Lately I have been feeling scared. Often it has been an experience of being scared of the littlest things.
Take my holiday for example, I think everyone will notice my slightest imperfection when I am sat by the pool or beach in my bikini. I heard noises at night and I would jump and be terrified as my eyes were so wide awake even though I just wanted to sleep.
I am the kind of person who wants to be the girl I wish to be and not what others want of me. So why I sit there and worry about peoples’ perceptions I do not know. As for noises and other little things creeping me out, I am not quite sure what that’s about. I am either just a complete weirdo. Or I am really anxious at the moment. I have also been having really bad nightmares consecutive days in a row.
There is something which plays on my mind. It is not noise related but it can be linked to the outlook that people have of me. I do not always get the result I wished for or worked hard for. I do not always know the right thing to say or do. But I would like to think that I am my own person.
During the past six weeks, I have been participating in a course online called Mindfulness for the Wellbeing and Peak Performance. I recommended the course to my best friend and I also shared what I am gaining from it with one of my work colleagues in my last job and with my boyfriend.
I am not uncertain about those that love me. I am not uncertain of those who have my back through thick and thin. But we, me and you, cannot be certain of what the future holds. I think that’s what scares me sometimes. I like to think it will offer a lot of spontaneity and excitement for new adventures. But I am also realising that it takes a bundle of challenges along the way.
At the moment, I feel like I’m in a bit of a lost place. I know where my friends and family are but I do not know what is going to happen. I am praying that luck comes my way on Tuesday when I approach my given opportunity for the next stage of an interview process. However, I would love to know how to eliminate the worry that comes before/afterwards.
I would tell any of my closest friends and family that,
“You can only do your best.”
Sometimes, you can surprise people what you best can actually be. I like to think I can show people something more of me than they never expected I would be able to achieve.
Then there’s that time in the day where my mind drifts away. Have you ever had that feeling where there is something which you are dreading to happen, and think it possibly will but you do not want to share how you are feeling?
As much as I tell my friends sometimes, there are moments where some people will not think I’m reading into it to be such a big deal and they assume I am smiling it all away so easily. Sometimes, the biggest hints are not big enough. Likewise, people are not always to understand what you see no matter how much you wish they could or should.
Things can seem so clear in the eyes of one person but not so easy-to-read in the eyes of others. Even in the eyes of those who you love the most. Do you ever question why they are not worried about something – a very likely event? Perhaps I could quite possibly just be on my own with that one.
As much as I find the strength to believe I hold valuable traits, I still fight harder to find more in myself. Though, I do need to be more self-compassionate, which is something I learnt from the course.
One of the biggest pieces of advice that I have given myself is to take things one step at a time before you move onto the next stage in my life.
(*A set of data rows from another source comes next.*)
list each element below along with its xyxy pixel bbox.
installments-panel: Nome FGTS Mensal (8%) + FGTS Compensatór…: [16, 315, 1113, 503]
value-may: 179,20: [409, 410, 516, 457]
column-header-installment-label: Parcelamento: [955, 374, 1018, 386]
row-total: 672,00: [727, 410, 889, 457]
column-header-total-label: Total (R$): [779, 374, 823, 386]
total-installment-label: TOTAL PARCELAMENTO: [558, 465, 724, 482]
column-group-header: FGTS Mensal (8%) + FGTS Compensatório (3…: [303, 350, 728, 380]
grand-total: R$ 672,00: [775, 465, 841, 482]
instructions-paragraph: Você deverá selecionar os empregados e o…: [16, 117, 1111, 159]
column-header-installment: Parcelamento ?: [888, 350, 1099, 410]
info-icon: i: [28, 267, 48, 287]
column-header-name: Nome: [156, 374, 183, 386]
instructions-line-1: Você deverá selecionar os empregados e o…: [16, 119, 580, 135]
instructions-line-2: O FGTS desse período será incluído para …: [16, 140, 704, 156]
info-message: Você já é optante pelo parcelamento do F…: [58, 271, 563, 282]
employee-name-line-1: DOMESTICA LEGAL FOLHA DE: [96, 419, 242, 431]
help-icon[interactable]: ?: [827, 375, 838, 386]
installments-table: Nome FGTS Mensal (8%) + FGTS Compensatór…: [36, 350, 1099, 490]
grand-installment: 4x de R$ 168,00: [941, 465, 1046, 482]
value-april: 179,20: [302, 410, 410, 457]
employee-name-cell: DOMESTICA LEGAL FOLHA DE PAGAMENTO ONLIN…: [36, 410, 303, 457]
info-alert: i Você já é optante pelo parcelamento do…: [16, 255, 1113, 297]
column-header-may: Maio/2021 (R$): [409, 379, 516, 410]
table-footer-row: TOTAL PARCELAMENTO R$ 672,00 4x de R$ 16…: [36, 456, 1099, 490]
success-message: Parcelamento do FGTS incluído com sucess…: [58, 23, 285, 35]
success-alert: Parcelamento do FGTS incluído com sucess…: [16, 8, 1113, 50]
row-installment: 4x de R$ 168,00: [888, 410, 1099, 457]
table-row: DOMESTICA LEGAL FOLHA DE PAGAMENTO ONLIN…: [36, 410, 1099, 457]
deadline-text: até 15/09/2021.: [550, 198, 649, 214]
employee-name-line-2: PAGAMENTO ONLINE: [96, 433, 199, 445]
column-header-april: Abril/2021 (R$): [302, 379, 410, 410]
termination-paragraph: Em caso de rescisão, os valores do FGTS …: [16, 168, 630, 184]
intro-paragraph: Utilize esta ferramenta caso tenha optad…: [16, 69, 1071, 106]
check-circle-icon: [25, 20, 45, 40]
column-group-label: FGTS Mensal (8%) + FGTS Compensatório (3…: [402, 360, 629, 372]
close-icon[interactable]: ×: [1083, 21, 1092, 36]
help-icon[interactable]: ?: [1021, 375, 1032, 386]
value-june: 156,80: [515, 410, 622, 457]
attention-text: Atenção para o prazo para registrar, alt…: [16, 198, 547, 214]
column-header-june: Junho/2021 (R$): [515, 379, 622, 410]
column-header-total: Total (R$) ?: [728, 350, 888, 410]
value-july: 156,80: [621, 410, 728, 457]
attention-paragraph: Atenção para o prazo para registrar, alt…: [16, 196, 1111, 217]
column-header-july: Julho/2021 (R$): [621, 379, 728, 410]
Although, it is much easier said than done. For myself that is and I am sure it is the same case for someone else out there.
Anyway, enough of this nonsense and it will sound to some readers tonight. For those who can relate, I really do hope that you find your path with less worry along the way. Whether you are scared of seeing someone or the thought of an atmosphere is causing you distress, I hope you will be okay.
I know I will be okay deep down so you will be too. Let’s say that time has a funny way of showing us things.